On Tuesday, U.S. District Court Judge George Daniels dismissed claims against Saudi Arabia by 9/11 family members, survivors and insurers who allege that the kingdom provided financial and other support to the September 11 hijackers. An appeal of the decision is likely.
Meanwhile, as the case stalls for a lack of evidence, 28 secret pages said to describe specific indications of foreign government support of the 9/11 hijackers remain unavailable to victims and their attorneys. An intelligence community review of the pages for possible declassification continues to languish, having already taken more than twice as long as the entire 9/11 inquiry that produced the pages.
Sean Carter, one of the attorneys for the plaintiffs, told Reuters, “Evidence central to these claims continues to be treated as classified. The government’s decision to continue to classify that material certainly factored into this outcome.”
Foreign Governments Protected from Most Suits
American law presents a high hurdle for anyone suing a foreign government. “Generally, foreign governments and their instrumentalities can’t be sued in the United States,” Villanova University law professor Tuan Samahon explained to 28Pages.org. “They enjoy immunity by federal statute. There are exceptions to that immunity and the 9/11 plaintiffs were suing under one of those exceptions.”

The decision should not be perceived as an exoneration of Saudi Arabia. “It was a jurisdictional dismissal,” says Samahon. That is, the decision reflected the judge’s opinion that the plaintiffs did not present enough evidence to persuade the court that an exception to the U.S. Foreign Sovereign Immunities Act (FSIA) applied to the case.
For the case to proceed, the plaintiffs needed to persuade Judge Daniels that individuals acting within the scope of their employment by Saudi Arabia committed “tortious conduct” inside the United States by helping the 9/11 hijackers advance their terror plot.

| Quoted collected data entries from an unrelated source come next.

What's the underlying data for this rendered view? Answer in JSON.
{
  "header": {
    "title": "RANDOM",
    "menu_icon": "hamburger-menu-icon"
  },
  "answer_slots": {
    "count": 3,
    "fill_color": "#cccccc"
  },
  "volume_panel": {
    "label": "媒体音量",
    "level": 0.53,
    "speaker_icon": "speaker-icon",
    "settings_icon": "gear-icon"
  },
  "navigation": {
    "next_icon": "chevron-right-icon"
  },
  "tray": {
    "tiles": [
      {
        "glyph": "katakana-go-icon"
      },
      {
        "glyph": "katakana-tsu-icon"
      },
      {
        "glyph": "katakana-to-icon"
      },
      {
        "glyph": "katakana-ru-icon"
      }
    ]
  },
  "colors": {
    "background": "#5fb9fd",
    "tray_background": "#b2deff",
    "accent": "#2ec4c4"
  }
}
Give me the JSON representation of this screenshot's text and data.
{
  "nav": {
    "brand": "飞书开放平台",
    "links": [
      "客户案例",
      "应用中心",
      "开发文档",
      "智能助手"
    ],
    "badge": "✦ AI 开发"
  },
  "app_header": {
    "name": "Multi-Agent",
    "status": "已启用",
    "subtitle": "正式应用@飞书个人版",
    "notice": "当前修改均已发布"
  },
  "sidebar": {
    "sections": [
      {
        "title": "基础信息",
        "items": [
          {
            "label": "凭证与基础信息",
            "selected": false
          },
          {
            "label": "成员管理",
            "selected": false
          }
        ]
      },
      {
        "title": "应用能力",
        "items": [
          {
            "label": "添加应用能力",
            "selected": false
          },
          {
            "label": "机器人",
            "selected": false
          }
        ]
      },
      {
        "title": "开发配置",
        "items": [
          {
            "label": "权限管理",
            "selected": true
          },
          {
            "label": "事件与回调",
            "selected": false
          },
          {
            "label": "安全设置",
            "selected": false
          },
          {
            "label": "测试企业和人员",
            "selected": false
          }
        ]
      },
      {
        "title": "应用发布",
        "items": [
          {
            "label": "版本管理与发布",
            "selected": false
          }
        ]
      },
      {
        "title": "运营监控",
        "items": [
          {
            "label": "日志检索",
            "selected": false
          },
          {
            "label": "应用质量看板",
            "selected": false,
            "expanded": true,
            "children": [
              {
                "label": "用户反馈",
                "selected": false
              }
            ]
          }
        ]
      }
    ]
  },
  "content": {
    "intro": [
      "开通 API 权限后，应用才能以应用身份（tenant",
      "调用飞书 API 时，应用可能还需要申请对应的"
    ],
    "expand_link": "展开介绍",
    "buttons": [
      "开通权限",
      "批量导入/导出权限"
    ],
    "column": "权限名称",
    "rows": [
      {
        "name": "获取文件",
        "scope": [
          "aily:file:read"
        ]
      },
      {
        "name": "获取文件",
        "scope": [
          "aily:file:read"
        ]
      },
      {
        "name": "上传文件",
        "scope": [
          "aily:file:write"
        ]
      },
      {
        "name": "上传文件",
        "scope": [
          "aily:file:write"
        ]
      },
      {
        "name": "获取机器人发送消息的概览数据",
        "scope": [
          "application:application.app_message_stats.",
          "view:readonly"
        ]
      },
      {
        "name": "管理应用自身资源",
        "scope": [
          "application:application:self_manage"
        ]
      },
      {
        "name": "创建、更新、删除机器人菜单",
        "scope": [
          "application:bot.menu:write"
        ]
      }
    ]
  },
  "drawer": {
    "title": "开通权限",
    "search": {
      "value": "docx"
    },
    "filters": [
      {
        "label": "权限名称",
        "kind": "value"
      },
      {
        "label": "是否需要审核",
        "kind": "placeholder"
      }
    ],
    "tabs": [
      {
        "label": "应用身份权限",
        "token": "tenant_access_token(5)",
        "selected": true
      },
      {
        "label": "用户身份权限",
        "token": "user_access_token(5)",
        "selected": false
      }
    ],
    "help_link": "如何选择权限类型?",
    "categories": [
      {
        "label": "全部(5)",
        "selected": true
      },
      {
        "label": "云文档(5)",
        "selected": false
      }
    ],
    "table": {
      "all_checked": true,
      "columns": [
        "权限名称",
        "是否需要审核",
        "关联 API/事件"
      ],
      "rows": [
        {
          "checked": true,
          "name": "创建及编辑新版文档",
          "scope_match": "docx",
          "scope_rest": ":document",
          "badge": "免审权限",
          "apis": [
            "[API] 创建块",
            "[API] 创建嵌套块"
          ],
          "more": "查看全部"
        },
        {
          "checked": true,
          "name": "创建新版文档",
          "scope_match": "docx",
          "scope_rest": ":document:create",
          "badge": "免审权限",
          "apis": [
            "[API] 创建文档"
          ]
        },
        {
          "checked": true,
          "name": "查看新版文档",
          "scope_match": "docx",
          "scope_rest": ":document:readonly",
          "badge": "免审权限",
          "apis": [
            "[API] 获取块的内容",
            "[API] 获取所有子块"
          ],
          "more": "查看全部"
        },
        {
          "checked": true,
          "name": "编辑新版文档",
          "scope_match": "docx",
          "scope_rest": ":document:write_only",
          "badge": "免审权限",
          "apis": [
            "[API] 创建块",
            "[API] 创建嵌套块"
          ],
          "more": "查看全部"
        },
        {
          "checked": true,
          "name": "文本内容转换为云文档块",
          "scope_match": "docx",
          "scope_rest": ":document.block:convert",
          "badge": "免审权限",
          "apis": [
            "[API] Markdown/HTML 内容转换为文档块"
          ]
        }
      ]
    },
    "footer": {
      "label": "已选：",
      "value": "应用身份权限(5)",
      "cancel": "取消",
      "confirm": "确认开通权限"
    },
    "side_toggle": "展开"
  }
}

In his 21-page opinion, Daniels concluded that the plaintiffs failed to make that case. He said allegations about, for example, extensive assistance provided by suspected Saudi operative Omar al-Bayoumi to hijackers Nawaf al-Hazmi and Khalid al-Midhar, relied on speculative conclusions rather than compelling proof that al-Bayoumi was directed by the Saudi government to furnish that assistance to facilitate terrorist activity.
President Obama is said to have twice promised 9/11 family members that he would release the 28 pages. His failure to fulfill that promise in timely fashion may well have prevented an otherwise viable case from clearing the FSIA hurdle. “Having the 28 pages would have gone a long way to do that,” says Villanova’s Samahon.